The forerunners are in the US, Canada, Norway (which aims to be an international leader in the field) and China. In Abu Dhabi, the energy company Adnoc has begun a drilling campaign at Fujairah for a project to turn captured carbon dioxide into rock.

Globally, about 51 megatons of carbon dioxide were captured and stored last year, according to BloombergNEF data, or about 0.14% of global emissions.

The IEA has said: “CCS deployment has been behind expectations in the past, but momentum has grown substantially in recent years, with approximately 300 projects in various stages of development across the CCS value chain.”

Is the process expensive?

The cost of carbon capture technologies is “high and varied”, according to the International Institute for Sustainable Development, but costs are expected to fall as more countries invest in CCS.

UK government officials believe CCS is cheaper than trying to cut emissions from very high polluting sectors through alternatives such electrification, or importing goods rather than manufacturing them domestically.

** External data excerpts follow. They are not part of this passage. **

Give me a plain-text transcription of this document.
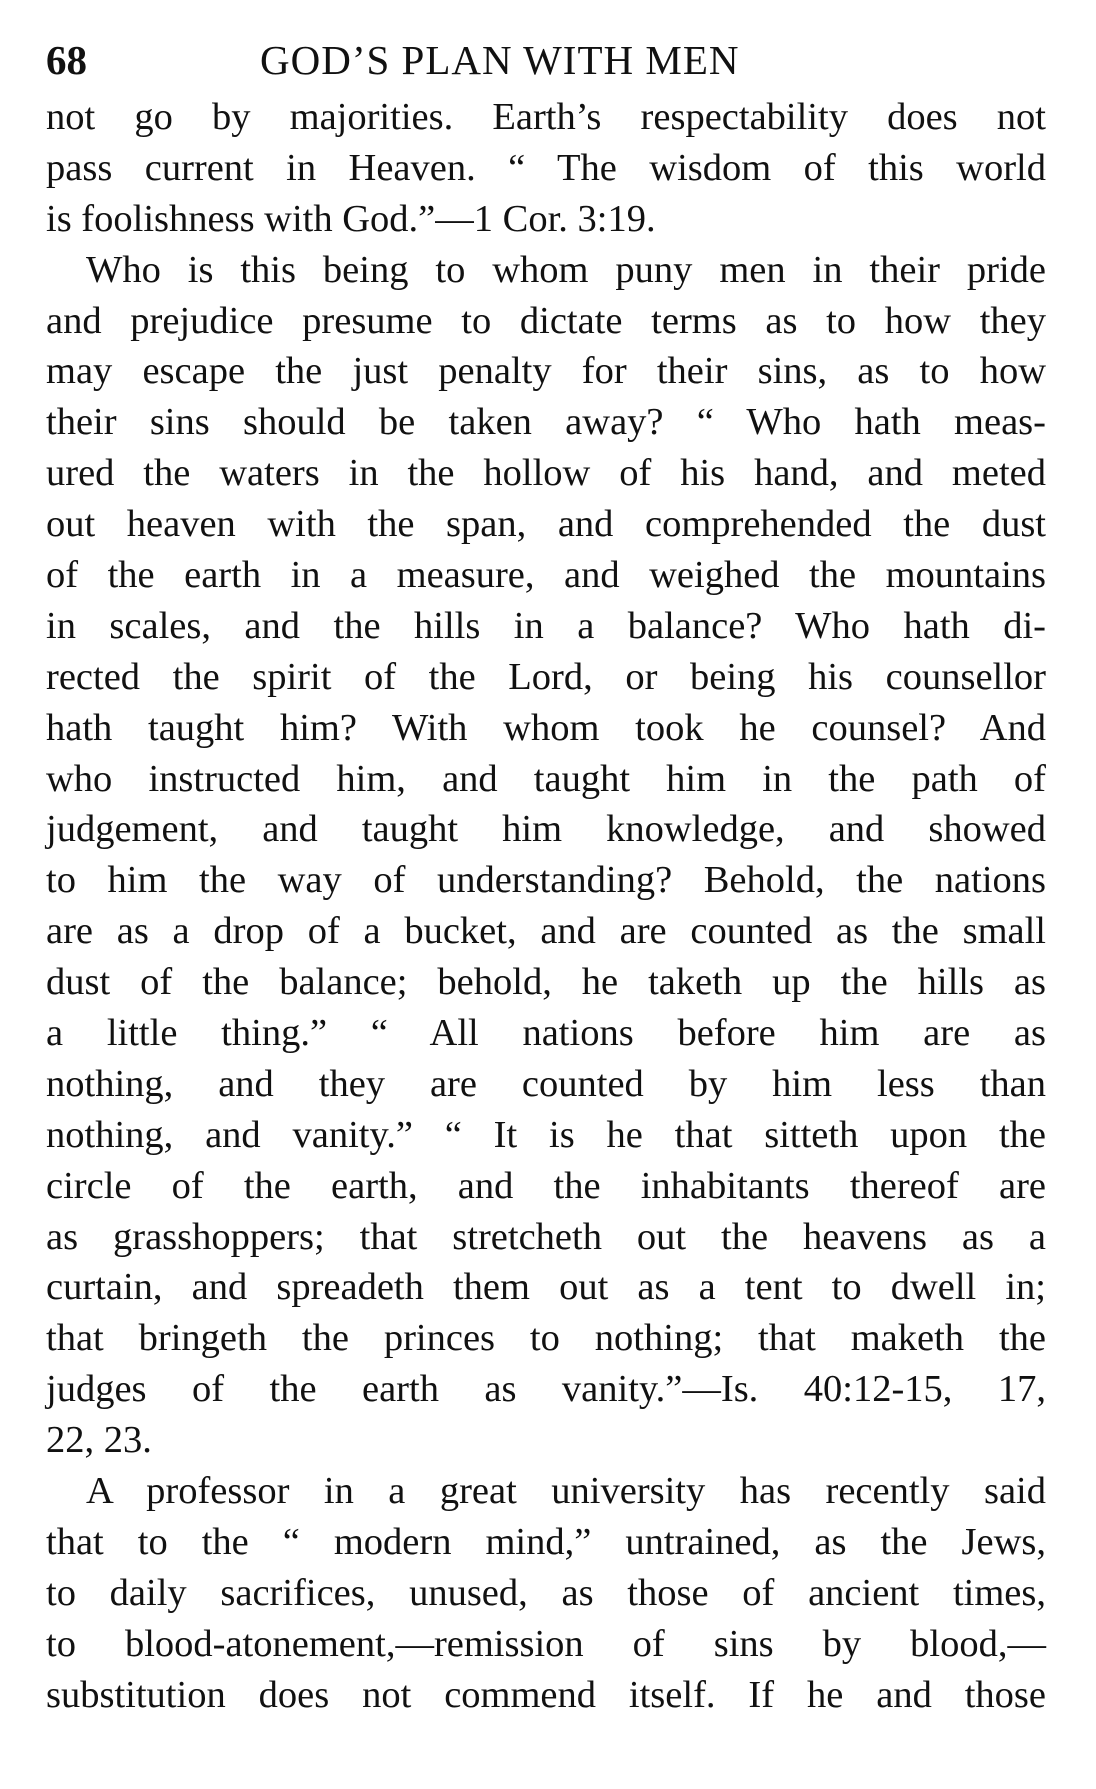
68	GOD’S PLAN WITH MEN
not go by majorities. Earth’s respectability does not
pass current in Heaven. “ The wisdom of this world
is foolishness with God.”—1 Cor. 3:19.
Who is this being to whom puny men in their pride
and prejudice presume to dictate terms as to how they
may escape the just penalty for their sins, as to how
their sins should be taken away? “ Who hath meas-
ured the waters in the hollow of his hand, and meted
out heaven with the span, and comprehended the dust
of the earth in a measure, and weighed the mountains
in scales, and the hills in a balance? Who hath di-
rected the spirit of the Lord, or being his counsellor
hath taught him? With whom took he counsel? And
who instructed him, and taught him in the path of
judgement, and taught him knowledge, and showed
to him the way of understanding? Behold, the nations
are as a drop of a bucket, and are counted as the small
dust of the balance; behold, he taketh up the hills as
a little thing.” “ All nations before him are as
nothing, and they are counted by him less than
nothing, and vanity.” “ It is he that sitteth upon the
circle of the earth, and the inhabitants thereof are
as grasshoppers; that stretcheth out the heavens as a
curtain, and spreadeth them out as a tent to dwell in;
that bringeth the princes to nothing; that maketh the
judges of the earth as vanity.”—Is. 40:12-15, 17,
22, 23.
A professor in a great university has recently said
that to the “ modern mind,” untrained, as the Jews,
to daily sacrifices, unused, as those of ancient times,
to blood-atonement,—remission of sins by blood,—
substitution does not commend itself. If he and those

Some people have argued that governments could reduce the cost of CCS on taxpayers by compelling oil companies to pay for enough carbon capture to offset their own emissions. One study argues that the companies that profit from extracting fossil fuels should be paying for an equivalent quantity of carbon dioxide to be stored geologically as a condition of operating.

Under a “carbon take-back obligation”, all fossil fuels extracted or imported into a country or group of countries would be offset by storing underground an equivalent amount of carbon dioxide to that generated. Over time, it could be used to store 100% of emissions by 2050 to help the world reach net zero.

In reality, this plan is unlikely to go ahead. Instead, governments are crossing their fingers that the costs will come down as the technology evolves.